Chapter 5

3.2K 407 11
                                    

Sang pemilik mata indah ini mendengar beberapa pengayun langkah, ada sekitar dua orang di depannya dan satu orang lagi di sampingnya. Mereka berbincang banyak hal, tentang penjepit rambut, lipstik dan bedak keluaran terbaru. Tawa-tawa itu terdengar cukup kuat saat salah satu dari remaja wanita di depannya mengatakan dia akan menggunakan semua yang dibeli untuk menemui pasangannya malam ini. Becca hanya mendengar tanpa memikirkan, sebenarnya pikirannya tidak berada pada kisah remaja itu, dia masih menghitung jalan pulang angka demi angka.

Namun, apa yang dikatakan oleh salah satu remaja itu membuatnya berhenti menghitung, perhatian terpusat seketika. "Lihatlah, bukankah itu keluaran terbaru bulan ini, gaun itu sangat cantik." Tertawa lagi, dan satu remaja lainnya menyambung tawa dan berkata, "Aku tak ingin gaun pernikahan putih, bolehkah berwarna merah saja?" Tawa itu tiada henti.

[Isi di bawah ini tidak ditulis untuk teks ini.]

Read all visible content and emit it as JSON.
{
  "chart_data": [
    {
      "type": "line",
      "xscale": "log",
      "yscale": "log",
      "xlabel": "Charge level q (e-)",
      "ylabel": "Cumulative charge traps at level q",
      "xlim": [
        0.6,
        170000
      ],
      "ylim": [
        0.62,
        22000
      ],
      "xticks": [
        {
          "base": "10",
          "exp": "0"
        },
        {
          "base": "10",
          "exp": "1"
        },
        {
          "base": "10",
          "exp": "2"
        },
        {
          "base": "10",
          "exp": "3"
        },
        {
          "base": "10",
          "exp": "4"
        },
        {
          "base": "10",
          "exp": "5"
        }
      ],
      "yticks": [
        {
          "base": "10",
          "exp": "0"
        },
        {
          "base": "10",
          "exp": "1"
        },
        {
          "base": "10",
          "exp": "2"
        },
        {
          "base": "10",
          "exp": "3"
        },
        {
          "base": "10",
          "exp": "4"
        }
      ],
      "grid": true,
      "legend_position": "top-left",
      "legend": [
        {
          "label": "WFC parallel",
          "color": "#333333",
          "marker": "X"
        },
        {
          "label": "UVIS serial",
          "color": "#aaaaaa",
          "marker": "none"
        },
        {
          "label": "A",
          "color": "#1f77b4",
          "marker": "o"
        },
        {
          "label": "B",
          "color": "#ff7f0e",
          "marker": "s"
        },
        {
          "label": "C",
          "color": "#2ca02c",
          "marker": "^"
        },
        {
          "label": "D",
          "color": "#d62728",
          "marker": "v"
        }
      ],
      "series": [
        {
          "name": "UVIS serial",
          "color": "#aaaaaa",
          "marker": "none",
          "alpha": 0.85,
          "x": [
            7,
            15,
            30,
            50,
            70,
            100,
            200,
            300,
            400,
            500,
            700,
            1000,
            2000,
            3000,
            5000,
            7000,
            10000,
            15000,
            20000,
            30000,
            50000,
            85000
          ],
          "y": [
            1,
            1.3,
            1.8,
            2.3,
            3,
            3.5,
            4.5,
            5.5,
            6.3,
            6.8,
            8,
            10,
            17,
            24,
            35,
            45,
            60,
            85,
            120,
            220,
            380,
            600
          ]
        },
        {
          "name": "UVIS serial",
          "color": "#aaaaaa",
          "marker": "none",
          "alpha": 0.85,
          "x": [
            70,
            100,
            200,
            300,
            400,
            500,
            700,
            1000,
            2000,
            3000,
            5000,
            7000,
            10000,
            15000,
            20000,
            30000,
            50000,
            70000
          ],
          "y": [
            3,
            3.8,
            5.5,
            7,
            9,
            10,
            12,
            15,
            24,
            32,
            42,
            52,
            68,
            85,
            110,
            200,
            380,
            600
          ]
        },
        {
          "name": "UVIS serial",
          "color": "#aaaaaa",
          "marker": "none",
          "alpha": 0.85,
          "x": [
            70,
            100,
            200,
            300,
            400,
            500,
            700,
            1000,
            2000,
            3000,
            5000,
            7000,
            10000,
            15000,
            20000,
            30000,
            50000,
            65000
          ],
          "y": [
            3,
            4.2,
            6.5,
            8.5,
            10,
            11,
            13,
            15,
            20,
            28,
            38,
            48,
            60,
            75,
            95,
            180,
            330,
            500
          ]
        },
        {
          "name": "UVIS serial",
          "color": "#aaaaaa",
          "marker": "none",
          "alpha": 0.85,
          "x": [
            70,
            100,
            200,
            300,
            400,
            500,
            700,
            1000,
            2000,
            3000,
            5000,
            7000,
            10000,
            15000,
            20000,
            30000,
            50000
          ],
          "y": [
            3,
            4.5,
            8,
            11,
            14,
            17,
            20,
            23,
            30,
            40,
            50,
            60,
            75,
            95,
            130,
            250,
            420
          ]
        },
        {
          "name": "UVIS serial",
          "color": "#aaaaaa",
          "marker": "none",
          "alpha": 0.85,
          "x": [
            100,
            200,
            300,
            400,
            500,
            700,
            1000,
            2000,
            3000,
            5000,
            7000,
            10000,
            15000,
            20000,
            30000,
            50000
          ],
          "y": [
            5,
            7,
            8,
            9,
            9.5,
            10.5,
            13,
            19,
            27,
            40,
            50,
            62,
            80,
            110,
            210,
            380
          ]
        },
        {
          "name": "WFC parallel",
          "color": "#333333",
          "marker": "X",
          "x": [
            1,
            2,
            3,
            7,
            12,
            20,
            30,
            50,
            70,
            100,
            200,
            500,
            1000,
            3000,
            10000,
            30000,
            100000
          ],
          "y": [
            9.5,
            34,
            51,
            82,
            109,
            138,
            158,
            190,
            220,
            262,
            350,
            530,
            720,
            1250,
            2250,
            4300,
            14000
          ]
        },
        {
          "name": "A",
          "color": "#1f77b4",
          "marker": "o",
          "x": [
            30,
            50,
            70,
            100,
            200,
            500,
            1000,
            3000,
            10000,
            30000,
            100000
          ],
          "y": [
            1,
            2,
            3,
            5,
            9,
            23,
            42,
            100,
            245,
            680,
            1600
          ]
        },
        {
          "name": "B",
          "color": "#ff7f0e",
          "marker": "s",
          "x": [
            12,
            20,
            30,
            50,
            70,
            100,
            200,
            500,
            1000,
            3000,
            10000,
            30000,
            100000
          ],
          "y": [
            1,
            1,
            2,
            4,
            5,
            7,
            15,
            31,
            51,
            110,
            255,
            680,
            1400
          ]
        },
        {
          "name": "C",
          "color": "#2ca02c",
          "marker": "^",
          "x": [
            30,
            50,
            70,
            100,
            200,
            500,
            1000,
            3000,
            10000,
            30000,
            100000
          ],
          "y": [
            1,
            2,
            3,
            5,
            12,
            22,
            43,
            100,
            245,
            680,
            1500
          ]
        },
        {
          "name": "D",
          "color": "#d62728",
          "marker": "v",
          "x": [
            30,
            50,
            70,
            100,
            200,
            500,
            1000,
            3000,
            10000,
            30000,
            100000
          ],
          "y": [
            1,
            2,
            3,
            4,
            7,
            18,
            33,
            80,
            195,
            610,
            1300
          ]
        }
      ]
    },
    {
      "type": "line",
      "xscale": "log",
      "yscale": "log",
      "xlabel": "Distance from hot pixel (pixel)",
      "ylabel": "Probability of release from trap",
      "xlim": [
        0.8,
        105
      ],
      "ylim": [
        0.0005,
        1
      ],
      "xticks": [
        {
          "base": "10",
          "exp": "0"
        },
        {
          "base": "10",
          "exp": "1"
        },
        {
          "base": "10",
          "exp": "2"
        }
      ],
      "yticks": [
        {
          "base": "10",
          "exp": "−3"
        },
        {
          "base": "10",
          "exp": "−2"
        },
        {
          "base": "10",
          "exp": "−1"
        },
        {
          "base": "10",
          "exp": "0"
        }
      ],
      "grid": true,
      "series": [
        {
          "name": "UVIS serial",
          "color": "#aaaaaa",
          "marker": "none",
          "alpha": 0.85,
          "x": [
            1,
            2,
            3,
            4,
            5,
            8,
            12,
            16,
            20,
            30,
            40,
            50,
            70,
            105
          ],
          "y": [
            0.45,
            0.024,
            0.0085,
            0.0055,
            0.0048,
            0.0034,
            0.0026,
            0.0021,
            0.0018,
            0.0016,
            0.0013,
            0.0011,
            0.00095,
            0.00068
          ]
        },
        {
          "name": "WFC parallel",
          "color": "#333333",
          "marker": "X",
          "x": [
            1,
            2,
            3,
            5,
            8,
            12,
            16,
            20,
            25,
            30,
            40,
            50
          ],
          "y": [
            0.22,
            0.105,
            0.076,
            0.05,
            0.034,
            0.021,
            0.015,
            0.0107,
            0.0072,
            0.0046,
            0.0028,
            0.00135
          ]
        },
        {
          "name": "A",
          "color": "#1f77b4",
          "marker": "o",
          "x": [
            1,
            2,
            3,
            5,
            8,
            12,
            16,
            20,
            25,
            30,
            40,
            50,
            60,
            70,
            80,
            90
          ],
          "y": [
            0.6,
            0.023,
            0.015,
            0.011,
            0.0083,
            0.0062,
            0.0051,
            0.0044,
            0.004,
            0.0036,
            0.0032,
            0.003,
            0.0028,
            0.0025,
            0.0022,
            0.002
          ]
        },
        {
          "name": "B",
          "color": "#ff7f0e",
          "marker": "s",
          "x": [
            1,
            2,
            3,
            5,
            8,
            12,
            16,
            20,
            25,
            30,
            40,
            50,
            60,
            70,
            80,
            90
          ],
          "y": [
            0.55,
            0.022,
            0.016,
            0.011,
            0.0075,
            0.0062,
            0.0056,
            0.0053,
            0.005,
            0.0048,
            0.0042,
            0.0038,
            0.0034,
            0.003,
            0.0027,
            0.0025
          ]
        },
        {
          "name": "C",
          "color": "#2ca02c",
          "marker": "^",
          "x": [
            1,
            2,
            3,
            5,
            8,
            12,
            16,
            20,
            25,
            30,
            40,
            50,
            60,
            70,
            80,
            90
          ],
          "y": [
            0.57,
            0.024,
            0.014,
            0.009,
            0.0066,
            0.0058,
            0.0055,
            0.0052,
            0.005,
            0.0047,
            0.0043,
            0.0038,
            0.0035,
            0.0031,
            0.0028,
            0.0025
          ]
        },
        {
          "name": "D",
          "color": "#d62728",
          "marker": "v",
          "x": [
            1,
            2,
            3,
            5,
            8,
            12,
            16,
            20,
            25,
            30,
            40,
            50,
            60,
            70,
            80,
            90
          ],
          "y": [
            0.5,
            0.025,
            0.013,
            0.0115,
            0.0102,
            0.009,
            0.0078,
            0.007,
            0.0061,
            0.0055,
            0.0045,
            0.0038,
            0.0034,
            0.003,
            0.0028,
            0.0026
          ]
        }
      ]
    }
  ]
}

Hingga suara-suara itu agak terdengar samar, Becca berhenti, tongkat putih itu juga ikut terdiam. Dia menyamakan tempat saat remaja itu mengatakan lihatlah, Becca melangkah mundur sekitar dua langkah. Dia masih menghadap jalan, tampak ragu untuk berdiri di depan patung gaun itu. Becca menghela napas sejenak, dan perlahan dia menghadap ke kiri, mencoba menangkap siluet buram dari patung itu. Namun, semua cahaya putih dalam pandangannya tak membuatnya bisa melihat gaun itu dengan baik.

Becca berjalan satu langkah hampir mendekati pembatas kaca, dia ingin melihat, tapi tak bisa. Gaun.

Sementara Freen..

Freen sudah agak jauh dari restoran itu, dia berjalan kaki di sekitar Gangnam, namun dia merasakan ada yang mengikutinya. Tanpa basa-basi, Freen menghubungi neneknya.

"Hallo Freen?" Neneknya mengangkat panggilannya dengan cepat, tampaknya ingin mengetahui perkembangan kencan buta itu dari cucunya, walaupun Freen tau, neneknya sudah mendengar semuanya

Freen membuang napas dengan paksa, dia berkata dengan sedikit kecewa, "Nek, jika nenek memantau kehidupanku seperti hari ini lagi, aku tak ingin memenuhi janji itu. Aku akan pergi ke luar negeri secepatnya." Freen masih berjalan, dia tau yang mengikutinya adalah bawahan neneknya.

Neneknya terdiam sesaat, lalu berkata, "Baiklah, nenek tidak akan melakukan itu lagi." Suara neneknya seperti anak yang baru sudah di marahi, penurut.

Menghela napas lagi, Freen berkata, "Setidaknya biarkan aku tenang di Korea, nek."

"Mm. Bukankah nenek bilang baiklah?" Nenek tampak sedikit marah, lalu berkata lagi, "Nenek hanya ingin tau kehidupanmu, Freen. Kamu jarang bercerita hal lain selain makanan." Suara keluhan nenek terdengar jelas. Nyonya Yoonha terdengar menambah alasan dari ulahnya, takut disalahkan lebih jauh.

"Apapun itu, jangan mengikutiku lagi. Itu saja, Nek." Freen mematikan panggilan. Dia tidak mau diikuti seperti ini, sangat membuatnya terganggu.

Freen berjalan di Cheongdam-dong, apartemennya di sekitaran area ini. Tak ada orang, sepi. Mobil-mobil bersusun rapi di pinggir jalan itu, tampaknya di distrik gangnam ini tak ada yang berjalan kaki seperti Freen, semua orang menggunakan kendaraan pribadi.

Namun, itu bukan masalah untuk Freen, dia sudah terbiasa. Dia menikmati jalanan tanpa manusia kali ini, sunyi. Tapi kelihatannya, toko-toko itu masih bertulis buka. Freen mengabaikannya, dia hanya berjalan saja, dia ingin pulang.

Tiba-tiba, mata Freen sedikit menyipit, seolah ingin memperjelas apa yang dia lihat dari kejauhan. "Oh?" Dia..

Ternyata seorang wanita yang dia impi-impikan semalaman sedang berada di jalan yang sama, wanita itu menatap tidak tau apa. Freen masih sangat jauh, tapi dia bisa mengenal rambut pendek dan tongkat putih itu, siapa lagi kalau bukan Rebecca.